At the end of last year, Google announced OSS-Fuzz, an open source threat detection tool focused on making open source applications and platforms more secure and stable. The tool itself is open and available on GitHub, and there are now solid numbers showing that this security tool has made a remarkable difference for some well-known open source projects.
By the Numbers
According to Google developers, Fuzz has found more than 1,000 bugs (264 of which are potential security vulnerabilities) in widely used open source projects, some of them major. The bugs have been uncovered in projects ranging from LibreOffice to WireShark, and Google notes the following:
“We believe that user and internet security as a whole can benefit greatly if more open source projects include fuzzing in their development process. To this end, we’d like to encourage more projects to participate and adopt the ideal integration guidelines that we’ve established.”
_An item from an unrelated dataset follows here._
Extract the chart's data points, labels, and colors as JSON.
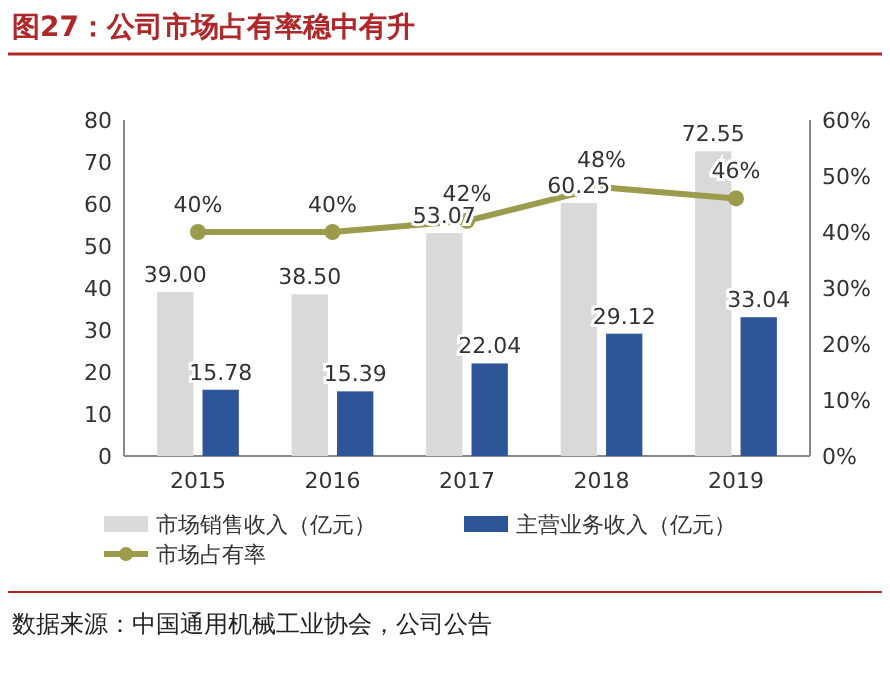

Once an open source project is integrated with OSS-Fuzz, it does continuous and automated scanning so that it can reveal problems only hours after changes go into an upstream repository, before any users are affected.
Google reports: “OSS-Fuzz has found numerous security vulnerabilities in several critical open source projects: 10 in FreeType2, 17 in FFmpeg, 33 in LibreOffice, 8 in SQLite 3, 10 in GnuTLS, 25 in PCRE2, 9 in gRPC, and 7 in Wireshark, etc. We’ve also had at least one bug collision with another independent security researcher (CVE-2017-2801).”